Par Jean-François Lasnier · Le Journal des Arts

Le 30 janvier 1998 - 632 mots

Deux expositions parisiennes proposent, dans le cadre de l’année France-Égypte, d’explorer deux facettes de la passion pour la civilisation égyptienne. Si le Musée de la Légion d’Honneur s’intéresse, à travers l’exemple parisien, à la fortune de l’égyptomanie, l’Espace Électra retrace l’histoire de l’égyptologie, de l’époque des pionniers aux plus récentes investigations.

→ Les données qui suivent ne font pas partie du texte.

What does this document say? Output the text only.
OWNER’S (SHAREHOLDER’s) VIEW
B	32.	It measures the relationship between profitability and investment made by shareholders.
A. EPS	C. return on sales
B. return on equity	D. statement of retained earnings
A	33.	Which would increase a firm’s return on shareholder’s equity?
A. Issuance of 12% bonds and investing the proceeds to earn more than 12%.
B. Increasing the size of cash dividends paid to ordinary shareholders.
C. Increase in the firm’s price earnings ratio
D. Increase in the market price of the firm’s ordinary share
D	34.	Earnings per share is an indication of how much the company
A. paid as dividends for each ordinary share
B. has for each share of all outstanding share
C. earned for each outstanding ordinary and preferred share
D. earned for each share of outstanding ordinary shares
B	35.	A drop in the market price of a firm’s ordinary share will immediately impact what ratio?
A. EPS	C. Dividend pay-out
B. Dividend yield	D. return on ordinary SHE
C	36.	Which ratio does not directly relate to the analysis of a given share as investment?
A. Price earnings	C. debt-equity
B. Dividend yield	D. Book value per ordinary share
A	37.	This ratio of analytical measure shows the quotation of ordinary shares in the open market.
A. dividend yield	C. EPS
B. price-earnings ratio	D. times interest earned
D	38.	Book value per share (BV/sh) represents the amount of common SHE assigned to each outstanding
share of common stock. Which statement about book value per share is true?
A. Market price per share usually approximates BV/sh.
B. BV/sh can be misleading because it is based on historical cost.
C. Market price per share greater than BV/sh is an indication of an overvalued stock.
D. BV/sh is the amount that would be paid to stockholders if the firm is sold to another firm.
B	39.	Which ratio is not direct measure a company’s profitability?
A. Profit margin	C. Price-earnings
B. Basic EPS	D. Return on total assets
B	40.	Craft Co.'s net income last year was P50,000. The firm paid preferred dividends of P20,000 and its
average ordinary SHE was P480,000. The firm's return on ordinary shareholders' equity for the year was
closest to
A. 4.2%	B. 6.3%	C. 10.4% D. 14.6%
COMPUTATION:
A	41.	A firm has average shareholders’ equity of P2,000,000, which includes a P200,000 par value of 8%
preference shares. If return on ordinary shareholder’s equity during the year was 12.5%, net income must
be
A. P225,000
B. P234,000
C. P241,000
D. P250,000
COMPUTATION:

PARIS - “L’Égypte à Paris”, au Musée de la Légion d’Honneur, se présente comme un prolongement de l’exposition “Égyptomania” au Louvre, également conçue par Jean-Marcel Humbert. Moins riche en objets, elle évoque l’engouement français pour le Royaume des Pharaons, essentiellement à travers des documents photographiques et des gravures. De la place de la Concorde à la fontaine du Fellah, rue de Sèvres, en passant par le Louvre et la fontaine du Châtelet, Paris est imprégné par les formes égyptisantes, dont les principales sont l’obélisque, le sphinx et la pyramide. Pour tous les exemples conservés, l’exposition est une invitation à la découverte et à la promenade, au cimetière du Père-Lachaise notam­ment. Celui-ci abrite en effet de pittoresques tombes à l’égyptienne, celle de Joseph Fourier surmontée d’un buste du défunt dans un naos, ou encore celle de Champollion coiffée d’une obélisque. L’évocation des constructions disparues s’avère bien plus intéressante. Les expositions universelles, jusqu’en 1937, ont été fertiles en décors éphémères qui sont évoqués par une série d’estampes de qualité inégale et quelques rares photos. Pour celle de 1867, dans le Parc égyptien, un temple précédé par une allée de sphinx avait été reconstitué. De nombreux projets élaborés à la fin du XVIIIe siècle et jamais réalisés, comme un intéressant projet de tombeau pour Mirabeau, montrent l’emprise des rêveries égyptiennes sur l’imagination des artistes. Espérons que cette manifestation attirera l’attention sur le sort du cinéma “Le Louxor” construit dans les années vingt dans le quartier de Barbès, aujourd’hui à l’abandon et menacé de destruction.

Émergence d’une science
À côté de l’égyptomanie, la fascination pour cette antiquité mystérieuse a donné naissance, au début du XIXe siècle, à une science plus vivante que jamais : l’égyptologie. Avec “Égyptologie, le rêve et la science”, l’Espace Électra rend hommage aux scientifiques qui ont  patiemment bâti cette discipline, en commençant par Jean-François Champollion. Le parcours du rez-de-chaussée met en valeur l’action de sept pionniers : le déchiffrement des hiéroglyphes par Champollion, les relevés de Nestor L’Hôte, les fouilles d’Auguste Mariette… Il n’est pourtant pas question d’hagiographie, puisque l’exportation illégale par Prisse d’Avennes de la Chambre des ancêtres, aujourd’hui au Louvre, est opportunément rappelée ; une attitude à opposer à celle de Mariette veillant au maintien des œuvres en Égypte. Chaque personnalité est évoquée par des documents personnels, et notamment des carnets de travail, des objets trouvés lors de fouilles, des gravures et des photographies anciennes, celles qui les représentent dans des costumes locaux étant certainement les plus pittoresques. La reconstitution du “cabinet de l’égyptologue” ressuscite les images romanesques du savant véhiculées par la bande dessinée ou le cinéma.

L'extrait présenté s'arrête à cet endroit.